Identification du for du contrat ou du for du délit
La qualification de l’action n’est que la première difficulté. Pour les actions contractuelles, le for du contrat n’est pas déterminé de la même façon pour les contrats de vente, les contrats de fourniture de services et les contrats qui ne peuvent être qualifiés ni de vente ni de fourniture de services. Après avoir hésité, la jurisprudence a admis qu’un contrat de concession était qualifiable de contrat de fourniture de services (CJUE, 19 décembre 2013, Corman-Collins, aff. C-9/12). Il n’est pas certain cependant que la même qualification s’applique dans toutes les relations verticales. Quant au for du délit, il s’agit du lieu du fait dommageable. Or celui-ci est fréquemment éclaté dans les litiges de concurrence (série d’actes localisés dans les Etats A et B ayant occasionné un dommage dans les Etats A, B, C, D, etc.), ce qui occasionne des difficultés particulières lorsque les juridictions du lieu du dommage sont saisies. D’abord, la localisation du dommage est problématique sur les marchés physiques et électroniques (CJUE, 21 décembre 2016, Concurrence, aff. C-618/15 ; CJUE 29 juillet 2019, Tibor Trans, aff. C-451/18). Ensuite, les juridictions du lieu du dommage ne peuvent se prononcer que sur le dommage subi localement (comp., en cas de dénigrement en ligne, CJUE 17 octobre 2017, Bolagsupplysningen, aff. C-194/16 ; Cass. 1re civ., 13 mai 2020, n° 18-24.850).

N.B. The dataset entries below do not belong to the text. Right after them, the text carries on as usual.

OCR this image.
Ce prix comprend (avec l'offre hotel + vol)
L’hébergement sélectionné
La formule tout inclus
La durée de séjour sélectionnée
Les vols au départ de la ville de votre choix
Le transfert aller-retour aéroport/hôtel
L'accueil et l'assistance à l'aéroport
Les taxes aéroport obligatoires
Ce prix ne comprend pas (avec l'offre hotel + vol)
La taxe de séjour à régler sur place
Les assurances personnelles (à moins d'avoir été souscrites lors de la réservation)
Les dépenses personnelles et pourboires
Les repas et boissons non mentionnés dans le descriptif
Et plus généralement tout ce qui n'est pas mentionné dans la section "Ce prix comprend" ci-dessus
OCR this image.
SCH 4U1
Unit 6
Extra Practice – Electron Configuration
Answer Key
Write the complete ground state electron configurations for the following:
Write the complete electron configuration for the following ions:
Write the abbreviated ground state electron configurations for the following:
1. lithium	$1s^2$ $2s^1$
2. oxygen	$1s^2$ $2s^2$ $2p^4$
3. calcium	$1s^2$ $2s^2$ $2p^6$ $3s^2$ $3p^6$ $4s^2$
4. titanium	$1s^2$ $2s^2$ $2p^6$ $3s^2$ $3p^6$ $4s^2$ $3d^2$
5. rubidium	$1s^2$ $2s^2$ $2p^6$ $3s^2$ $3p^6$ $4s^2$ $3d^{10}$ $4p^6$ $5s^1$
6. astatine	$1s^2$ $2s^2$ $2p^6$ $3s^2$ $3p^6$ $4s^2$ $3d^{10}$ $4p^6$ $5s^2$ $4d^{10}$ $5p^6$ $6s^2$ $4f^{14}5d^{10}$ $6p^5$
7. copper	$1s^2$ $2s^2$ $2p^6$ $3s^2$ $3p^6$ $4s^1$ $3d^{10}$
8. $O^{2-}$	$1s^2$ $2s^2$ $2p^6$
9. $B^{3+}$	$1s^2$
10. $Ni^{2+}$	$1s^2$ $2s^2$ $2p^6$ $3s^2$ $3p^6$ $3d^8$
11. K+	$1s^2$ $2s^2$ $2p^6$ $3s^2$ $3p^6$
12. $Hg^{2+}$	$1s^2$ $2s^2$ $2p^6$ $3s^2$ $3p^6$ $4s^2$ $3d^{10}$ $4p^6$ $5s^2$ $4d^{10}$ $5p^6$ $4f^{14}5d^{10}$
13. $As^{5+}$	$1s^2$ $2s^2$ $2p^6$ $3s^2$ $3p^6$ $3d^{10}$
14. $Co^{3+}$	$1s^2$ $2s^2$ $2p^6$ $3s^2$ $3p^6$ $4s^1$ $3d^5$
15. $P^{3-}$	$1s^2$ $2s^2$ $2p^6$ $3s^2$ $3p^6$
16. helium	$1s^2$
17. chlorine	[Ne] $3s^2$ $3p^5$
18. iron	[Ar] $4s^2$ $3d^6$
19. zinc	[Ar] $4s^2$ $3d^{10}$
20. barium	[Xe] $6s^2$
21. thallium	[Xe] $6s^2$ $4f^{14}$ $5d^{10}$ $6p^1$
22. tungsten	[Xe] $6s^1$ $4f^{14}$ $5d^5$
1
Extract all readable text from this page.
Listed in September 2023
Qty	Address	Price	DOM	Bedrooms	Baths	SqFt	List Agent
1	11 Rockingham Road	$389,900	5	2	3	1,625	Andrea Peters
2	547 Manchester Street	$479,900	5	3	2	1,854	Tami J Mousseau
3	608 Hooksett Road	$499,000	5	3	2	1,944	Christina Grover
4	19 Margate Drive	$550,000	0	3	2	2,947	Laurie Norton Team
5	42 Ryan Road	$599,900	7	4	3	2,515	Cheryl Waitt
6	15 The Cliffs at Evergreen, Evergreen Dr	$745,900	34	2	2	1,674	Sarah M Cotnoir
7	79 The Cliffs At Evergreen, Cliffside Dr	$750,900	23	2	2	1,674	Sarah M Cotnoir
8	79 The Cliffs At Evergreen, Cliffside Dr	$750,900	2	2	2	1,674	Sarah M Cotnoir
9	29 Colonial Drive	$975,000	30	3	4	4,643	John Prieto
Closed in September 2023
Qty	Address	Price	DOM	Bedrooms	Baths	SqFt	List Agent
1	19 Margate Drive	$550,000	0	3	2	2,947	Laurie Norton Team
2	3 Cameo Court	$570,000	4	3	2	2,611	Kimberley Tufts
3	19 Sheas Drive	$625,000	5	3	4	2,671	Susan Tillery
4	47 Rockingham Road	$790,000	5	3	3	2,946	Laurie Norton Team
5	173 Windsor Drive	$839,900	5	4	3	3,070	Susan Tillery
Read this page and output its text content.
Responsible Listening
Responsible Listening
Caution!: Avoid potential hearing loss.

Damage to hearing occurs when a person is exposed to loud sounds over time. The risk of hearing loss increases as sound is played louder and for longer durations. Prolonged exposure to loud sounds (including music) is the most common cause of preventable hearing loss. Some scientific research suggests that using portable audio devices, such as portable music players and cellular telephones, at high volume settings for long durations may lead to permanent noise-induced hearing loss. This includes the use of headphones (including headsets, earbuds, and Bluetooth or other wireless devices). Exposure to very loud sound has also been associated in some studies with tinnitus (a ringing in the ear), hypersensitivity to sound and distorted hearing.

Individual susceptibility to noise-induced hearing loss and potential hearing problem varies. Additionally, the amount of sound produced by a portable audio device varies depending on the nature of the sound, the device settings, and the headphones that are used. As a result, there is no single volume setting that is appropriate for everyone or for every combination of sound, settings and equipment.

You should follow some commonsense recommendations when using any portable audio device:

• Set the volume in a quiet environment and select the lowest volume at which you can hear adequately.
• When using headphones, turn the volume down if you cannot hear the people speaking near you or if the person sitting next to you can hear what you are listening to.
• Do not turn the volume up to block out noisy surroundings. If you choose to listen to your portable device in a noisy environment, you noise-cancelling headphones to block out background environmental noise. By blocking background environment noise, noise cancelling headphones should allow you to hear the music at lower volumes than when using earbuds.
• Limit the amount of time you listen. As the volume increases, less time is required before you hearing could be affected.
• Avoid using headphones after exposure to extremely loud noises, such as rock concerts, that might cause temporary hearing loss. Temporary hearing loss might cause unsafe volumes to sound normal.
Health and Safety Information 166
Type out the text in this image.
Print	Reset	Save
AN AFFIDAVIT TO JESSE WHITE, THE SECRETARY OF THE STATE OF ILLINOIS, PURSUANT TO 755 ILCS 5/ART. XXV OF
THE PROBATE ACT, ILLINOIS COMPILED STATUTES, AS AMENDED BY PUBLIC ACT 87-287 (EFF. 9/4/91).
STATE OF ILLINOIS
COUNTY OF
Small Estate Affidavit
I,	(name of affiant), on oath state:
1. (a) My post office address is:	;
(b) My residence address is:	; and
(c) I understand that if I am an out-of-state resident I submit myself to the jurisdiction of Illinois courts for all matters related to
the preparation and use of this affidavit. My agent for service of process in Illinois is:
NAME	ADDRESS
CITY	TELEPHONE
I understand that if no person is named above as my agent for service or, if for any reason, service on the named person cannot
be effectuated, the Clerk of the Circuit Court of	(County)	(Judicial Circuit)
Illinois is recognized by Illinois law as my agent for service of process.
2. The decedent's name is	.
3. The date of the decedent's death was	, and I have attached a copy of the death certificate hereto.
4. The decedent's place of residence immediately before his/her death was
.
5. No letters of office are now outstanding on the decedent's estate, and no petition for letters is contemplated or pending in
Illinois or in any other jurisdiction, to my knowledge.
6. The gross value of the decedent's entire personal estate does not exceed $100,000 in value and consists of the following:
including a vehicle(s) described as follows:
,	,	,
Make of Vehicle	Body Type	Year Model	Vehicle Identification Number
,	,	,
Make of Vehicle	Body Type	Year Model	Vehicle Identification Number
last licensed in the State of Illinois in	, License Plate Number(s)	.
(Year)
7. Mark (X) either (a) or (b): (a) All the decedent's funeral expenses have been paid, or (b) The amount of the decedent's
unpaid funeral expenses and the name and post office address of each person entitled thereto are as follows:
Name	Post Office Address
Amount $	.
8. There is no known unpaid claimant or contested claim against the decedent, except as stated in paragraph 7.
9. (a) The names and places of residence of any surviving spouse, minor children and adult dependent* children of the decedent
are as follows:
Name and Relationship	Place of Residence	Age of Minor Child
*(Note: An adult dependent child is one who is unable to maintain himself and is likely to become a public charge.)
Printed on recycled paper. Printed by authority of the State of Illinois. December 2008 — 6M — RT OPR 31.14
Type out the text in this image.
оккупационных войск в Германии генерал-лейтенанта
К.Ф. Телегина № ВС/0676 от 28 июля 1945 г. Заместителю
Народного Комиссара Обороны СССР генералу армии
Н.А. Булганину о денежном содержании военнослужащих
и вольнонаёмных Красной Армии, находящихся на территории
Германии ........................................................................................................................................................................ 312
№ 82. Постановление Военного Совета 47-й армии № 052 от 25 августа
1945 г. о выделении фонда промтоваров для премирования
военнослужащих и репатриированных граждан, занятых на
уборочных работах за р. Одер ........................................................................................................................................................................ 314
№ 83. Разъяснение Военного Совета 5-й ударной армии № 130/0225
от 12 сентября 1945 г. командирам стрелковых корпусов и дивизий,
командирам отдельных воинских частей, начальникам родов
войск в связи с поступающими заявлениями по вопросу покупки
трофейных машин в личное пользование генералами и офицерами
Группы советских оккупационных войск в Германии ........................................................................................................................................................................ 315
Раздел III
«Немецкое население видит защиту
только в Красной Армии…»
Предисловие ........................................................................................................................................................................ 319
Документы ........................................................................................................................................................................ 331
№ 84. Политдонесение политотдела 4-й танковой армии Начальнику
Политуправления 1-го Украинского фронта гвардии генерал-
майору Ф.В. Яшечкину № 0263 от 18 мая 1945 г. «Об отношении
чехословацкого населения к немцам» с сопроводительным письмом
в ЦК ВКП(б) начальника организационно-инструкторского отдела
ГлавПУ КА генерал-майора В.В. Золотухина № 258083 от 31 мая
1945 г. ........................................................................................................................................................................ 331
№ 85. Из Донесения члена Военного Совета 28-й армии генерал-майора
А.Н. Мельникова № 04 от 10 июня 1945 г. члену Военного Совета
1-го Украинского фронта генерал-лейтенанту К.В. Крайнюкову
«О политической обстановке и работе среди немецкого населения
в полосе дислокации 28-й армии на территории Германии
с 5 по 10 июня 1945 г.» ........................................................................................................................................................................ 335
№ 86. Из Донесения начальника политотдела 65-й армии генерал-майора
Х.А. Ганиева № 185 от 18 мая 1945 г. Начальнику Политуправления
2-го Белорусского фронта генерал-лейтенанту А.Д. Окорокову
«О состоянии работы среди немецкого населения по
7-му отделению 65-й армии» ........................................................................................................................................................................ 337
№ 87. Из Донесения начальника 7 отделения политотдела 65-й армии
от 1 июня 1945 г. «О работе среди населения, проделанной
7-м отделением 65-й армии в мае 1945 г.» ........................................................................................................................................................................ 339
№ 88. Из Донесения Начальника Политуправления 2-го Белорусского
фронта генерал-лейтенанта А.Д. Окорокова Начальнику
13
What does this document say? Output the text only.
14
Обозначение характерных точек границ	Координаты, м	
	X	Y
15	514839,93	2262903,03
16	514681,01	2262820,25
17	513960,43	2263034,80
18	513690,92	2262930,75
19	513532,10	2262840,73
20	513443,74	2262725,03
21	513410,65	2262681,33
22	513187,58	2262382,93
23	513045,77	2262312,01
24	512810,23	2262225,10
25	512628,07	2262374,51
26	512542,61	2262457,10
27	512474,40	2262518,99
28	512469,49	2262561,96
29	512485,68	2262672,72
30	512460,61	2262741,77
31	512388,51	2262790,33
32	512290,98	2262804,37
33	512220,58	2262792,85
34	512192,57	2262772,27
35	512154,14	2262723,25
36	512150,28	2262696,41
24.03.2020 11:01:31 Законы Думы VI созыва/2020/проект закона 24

Jeu des clauses attributives de juridiction
Destinées à assurer la prévisibilité du for compétent, ces clauses suscitent un abondant contentieux. Une question classique est relative à leur validité en la forme et au fond. La partie la plus sensible du contentieux concerne toutefois l’efficacité de la clause. En l’absence de référence au contentieux de la concurrence, peut-on considérer que la clause s’y rapporte ? Jadis, les juges du fond étaient souverains pour en décider. Aujourd’hui, la Cour exige que le comportement anticoncurrentiel allégué ne soit pas étranger à la relation contractuelle, ce qui suppose parfois une référence explicite au contentieux de la concurrence (comp. CDC, préc., et CJUE, 24 octobre 2018, Apple Sales International, aff. C-595/17). Pour la mise en oeuvre des clauses d’élection de for, aucune distinction n’est faite en revanche suivant que l’action est autonome ou de suivi.
Le développement des actions de groupe, des action intentées par le cessionnaire d’une créance de réparation ou par le ministre l’économie en France ouvre aujourd’hui la voie à des questionnements inédits.